I have a dataframe with :
"abc": array [
"def": struct {
"id": string,
"value": string
}
]
id can be "PHONE", "FAX" and "MAIL" So, this is a sample :
technical_id | column_to_explode |
---|---|
1 | [["PHONE", "083665xxxx"], ["FAX", "0325xxxxxx"]] |
2 | [["MAIL", "abc@xxx.com"]] |
3 | null |
Is it possible to transform to :
technical_id | column_to_explode | PHONE | FAX | |
---|---|---|---|---|
1 | [["PHONE", "083665xxxx"], ["FAX", "0325xxxxxx"]] | 083665xxxx | 0325xxxxxx | null |
2 | [["MAIL", "abc@xxx.com"]] | null | null | abc@xxx.com |
3 | null | null | null | null |
I'm trying with explode but it duplicate rows and I would rather to avoid this.
Thanks.
You can do a pivot
after the explode
to ensure unique ID columns. Here's an example.

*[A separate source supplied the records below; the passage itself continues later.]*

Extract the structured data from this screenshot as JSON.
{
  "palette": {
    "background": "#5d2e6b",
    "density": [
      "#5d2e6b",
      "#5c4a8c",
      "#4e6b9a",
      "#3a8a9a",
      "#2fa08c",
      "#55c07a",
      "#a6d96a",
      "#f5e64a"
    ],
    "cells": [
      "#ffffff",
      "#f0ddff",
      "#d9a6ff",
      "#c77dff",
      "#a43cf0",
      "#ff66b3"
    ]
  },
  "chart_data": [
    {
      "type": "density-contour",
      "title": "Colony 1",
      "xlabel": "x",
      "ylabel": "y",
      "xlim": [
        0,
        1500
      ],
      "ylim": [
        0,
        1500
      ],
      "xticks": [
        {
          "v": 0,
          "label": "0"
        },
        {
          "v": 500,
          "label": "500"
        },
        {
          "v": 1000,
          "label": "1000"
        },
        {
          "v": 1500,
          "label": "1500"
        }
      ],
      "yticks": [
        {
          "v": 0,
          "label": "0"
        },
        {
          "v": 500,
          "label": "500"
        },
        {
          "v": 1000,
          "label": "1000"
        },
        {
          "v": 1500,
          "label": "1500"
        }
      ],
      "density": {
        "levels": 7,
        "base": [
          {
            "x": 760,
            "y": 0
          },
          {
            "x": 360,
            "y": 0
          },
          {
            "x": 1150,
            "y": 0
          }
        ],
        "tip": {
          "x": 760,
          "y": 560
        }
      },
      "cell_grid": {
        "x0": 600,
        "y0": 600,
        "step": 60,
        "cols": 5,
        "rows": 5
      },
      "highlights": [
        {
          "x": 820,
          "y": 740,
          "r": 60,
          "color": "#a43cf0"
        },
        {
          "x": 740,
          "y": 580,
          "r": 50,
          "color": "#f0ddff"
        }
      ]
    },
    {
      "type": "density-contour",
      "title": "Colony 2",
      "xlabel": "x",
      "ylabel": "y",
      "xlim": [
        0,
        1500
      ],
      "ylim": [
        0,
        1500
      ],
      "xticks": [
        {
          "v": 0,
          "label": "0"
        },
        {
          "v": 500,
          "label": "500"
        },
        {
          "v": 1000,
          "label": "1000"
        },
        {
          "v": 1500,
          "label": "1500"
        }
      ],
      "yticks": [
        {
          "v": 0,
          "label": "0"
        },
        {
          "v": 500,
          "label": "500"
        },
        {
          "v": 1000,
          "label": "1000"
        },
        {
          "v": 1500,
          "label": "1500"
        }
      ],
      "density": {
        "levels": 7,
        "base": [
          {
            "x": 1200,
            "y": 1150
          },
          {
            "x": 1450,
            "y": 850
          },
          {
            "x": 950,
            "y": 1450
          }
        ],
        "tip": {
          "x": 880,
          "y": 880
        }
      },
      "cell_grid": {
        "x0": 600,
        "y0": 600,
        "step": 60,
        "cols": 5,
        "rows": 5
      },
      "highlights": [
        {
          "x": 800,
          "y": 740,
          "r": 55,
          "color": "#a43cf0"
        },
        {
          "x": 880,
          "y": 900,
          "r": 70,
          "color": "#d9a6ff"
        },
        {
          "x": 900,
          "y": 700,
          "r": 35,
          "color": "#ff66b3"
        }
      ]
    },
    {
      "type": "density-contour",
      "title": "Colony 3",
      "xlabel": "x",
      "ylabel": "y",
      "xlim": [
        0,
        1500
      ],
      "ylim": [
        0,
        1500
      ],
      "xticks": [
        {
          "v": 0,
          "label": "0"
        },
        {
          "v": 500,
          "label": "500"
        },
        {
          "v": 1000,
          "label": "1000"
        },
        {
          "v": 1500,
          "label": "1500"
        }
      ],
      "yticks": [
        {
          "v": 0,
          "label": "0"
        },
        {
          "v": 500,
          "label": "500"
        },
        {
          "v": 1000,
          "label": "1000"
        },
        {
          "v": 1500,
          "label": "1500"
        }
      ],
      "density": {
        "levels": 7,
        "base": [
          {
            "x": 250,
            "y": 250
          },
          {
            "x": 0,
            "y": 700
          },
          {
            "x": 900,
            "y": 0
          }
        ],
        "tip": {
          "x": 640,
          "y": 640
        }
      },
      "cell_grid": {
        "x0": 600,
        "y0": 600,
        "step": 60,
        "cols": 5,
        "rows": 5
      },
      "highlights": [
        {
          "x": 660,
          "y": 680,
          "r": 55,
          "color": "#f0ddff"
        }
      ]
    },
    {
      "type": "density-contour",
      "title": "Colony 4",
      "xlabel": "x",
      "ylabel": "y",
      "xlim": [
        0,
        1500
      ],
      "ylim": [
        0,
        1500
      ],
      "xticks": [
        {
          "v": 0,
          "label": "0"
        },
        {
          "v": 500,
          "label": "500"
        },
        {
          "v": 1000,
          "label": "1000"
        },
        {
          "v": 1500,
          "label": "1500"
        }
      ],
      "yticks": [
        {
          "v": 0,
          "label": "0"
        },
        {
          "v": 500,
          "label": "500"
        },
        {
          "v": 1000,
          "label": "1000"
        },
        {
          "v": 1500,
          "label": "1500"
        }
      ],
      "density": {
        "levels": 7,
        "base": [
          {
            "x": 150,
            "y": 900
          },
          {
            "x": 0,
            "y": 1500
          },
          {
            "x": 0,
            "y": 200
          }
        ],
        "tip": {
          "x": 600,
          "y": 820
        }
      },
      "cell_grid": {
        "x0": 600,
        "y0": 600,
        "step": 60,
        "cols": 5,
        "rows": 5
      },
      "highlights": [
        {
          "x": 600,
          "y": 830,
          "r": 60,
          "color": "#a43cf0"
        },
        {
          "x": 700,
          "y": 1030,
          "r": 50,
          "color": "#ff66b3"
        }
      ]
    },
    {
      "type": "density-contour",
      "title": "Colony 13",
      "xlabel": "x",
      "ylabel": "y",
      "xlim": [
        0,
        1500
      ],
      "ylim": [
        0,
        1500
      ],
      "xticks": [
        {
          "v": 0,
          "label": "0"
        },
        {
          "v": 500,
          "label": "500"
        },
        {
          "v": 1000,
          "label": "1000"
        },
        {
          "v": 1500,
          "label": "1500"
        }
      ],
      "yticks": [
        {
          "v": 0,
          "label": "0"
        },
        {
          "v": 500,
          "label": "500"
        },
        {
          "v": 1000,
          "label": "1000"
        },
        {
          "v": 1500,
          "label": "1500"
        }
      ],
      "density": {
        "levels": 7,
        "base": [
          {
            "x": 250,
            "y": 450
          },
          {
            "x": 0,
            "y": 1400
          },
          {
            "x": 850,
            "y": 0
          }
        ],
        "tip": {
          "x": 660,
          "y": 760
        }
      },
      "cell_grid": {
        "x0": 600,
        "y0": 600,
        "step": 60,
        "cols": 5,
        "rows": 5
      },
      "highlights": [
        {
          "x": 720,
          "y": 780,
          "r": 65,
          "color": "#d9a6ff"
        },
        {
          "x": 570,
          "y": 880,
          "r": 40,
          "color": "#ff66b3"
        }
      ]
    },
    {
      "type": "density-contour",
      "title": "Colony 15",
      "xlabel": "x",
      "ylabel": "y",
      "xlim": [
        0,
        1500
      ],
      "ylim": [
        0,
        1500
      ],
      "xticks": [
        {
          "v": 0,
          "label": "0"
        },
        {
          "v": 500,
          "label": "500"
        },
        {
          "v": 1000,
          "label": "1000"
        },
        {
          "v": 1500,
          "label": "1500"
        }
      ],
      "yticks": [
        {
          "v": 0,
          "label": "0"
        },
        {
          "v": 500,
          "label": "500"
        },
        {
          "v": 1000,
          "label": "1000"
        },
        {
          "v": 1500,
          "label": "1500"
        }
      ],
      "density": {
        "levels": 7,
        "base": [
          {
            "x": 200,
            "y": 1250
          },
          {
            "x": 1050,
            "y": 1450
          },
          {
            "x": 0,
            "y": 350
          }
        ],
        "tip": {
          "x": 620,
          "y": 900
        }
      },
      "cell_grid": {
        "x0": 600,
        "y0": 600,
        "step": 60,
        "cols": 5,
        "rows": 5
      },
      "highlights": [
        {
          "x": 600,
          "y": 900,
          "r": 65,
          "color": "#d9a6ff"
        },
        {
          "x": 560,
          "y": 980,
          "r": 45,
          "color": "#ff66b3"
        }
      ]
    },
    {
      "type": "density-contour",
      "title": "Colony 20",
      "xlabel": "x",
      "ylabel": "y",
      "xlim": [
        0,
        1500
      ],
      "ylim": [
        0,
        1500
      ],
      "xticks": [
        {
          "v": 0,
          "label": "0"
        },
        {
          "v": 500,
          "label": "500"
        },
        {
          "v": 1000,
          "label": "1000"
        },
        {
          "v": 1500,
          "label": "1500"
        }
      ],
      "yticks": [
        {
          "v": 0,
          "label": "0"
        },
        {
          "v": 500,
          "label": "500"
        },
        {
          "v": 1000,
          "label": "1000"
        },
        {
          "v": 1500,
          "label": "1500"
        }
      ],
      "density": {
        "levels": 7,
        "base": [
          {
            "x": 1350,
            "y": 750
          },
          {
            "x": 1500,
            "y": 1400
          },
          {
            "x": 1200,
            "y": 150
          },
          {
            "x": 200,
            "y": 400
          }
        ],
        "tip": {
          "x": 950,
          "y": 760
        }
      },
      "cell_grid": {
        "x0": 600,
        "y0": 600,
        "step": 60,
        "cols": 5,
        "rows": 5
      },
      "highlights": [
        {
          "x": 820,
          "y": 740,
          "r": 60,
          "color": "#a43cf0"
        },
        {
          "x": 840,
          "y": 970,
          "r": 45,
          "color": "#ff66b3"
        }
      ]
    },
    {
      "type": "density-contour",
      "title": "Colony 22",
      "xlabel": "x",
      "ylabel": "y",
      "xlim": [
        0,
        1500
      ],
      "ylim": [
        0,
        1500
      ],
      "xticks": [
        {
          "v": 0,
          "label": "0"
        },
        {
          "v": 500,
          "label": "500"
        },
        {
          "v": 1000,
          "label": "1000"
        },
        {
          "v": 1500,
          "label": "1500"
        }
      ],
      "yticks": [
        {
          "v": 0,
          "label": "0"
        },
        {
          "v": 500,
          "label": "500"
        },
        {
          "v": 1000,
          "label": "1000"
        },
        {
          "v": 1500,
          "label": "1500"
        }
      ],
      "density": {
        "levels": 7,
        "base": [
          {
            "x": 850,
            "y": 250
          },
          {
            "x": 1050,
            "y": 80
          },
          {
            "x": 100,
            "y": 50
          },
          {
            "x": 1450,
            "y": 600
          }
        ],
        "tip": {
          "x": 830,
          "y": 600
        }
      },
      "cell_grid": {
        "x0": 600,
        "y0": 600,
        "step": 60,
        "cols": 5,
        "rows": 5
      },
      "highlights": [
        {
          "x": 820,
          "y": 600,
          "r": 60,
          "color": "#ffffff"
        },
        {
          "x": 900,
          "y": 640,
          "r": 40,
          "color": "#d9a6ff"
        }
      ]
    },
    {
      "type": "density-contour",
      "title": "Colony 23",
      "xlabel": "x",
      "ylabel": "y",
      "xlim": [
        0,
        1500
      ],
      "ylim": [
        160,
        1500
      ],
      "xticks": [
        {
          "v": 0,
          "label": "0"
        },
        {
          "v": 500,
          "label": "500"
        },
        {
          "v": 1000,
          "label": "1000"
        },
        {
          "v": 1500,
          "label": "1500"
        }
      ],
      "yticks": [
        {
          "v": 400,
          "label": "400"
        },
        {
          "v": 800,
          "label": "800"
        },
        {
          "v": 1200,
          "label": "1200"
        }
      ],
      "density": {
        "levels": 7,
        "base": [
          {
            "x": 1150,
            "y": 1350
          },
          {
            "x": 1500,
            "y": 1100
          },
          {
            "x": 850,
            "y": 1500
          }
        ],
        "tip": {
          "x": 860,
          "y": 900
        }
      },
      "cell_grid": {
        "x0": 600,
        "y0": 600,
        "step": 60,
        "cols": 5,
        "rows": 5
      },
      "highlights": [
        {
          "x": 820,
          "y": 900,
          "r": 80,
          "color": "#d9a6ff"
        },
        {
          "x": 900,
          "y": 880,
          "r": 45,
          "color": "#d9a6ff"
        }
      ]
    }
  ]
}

spark.sparkContext.parallelize([([('phone', 'abc'), ('email', 'xyz')], 1), ([('fax', 'klm')], 2)]). \
toDF(['arr_of_structs', 'id']). \
selectExpr('*', 'inline(arr_of_structs)'). \
groupBy('id'). \
pivot('_1'). \
agg(func.first('_2')). \
show(truncate=False)
# +---+-----+----+-----+
# |id |email|fax |phone|
# +---+-----+----+-----+
# |1 |xyz |null|abc |
# |2 |null |klm |null |
# +---+-----+----+-----+
The input dataframe looks like the following
spark.sparkContext.parallelize([([('phone', 'abc'), ('email', 'xyz')], 1), ([('fax', 'klm')], 2)]). \
toDF(['arr_of_structs', 'id']). \
show(truncate=False)
# +----------------------------+---+
# |arr_of_structs |id |
# +----------------------------+---+
# |[{phone, abc}, {email, xyz}]|1 |
# |[{fax, klm}] |2 |
# +----------------------------+---+
# root
# |-- arr_of_structs: array (nullable = true)
# | |-- element: struct (containsNull = true)
# | | |-- _1: string (nullable = true)
# | | |-- _2: string (nullable = true)
# |-- id: long (nullable = true)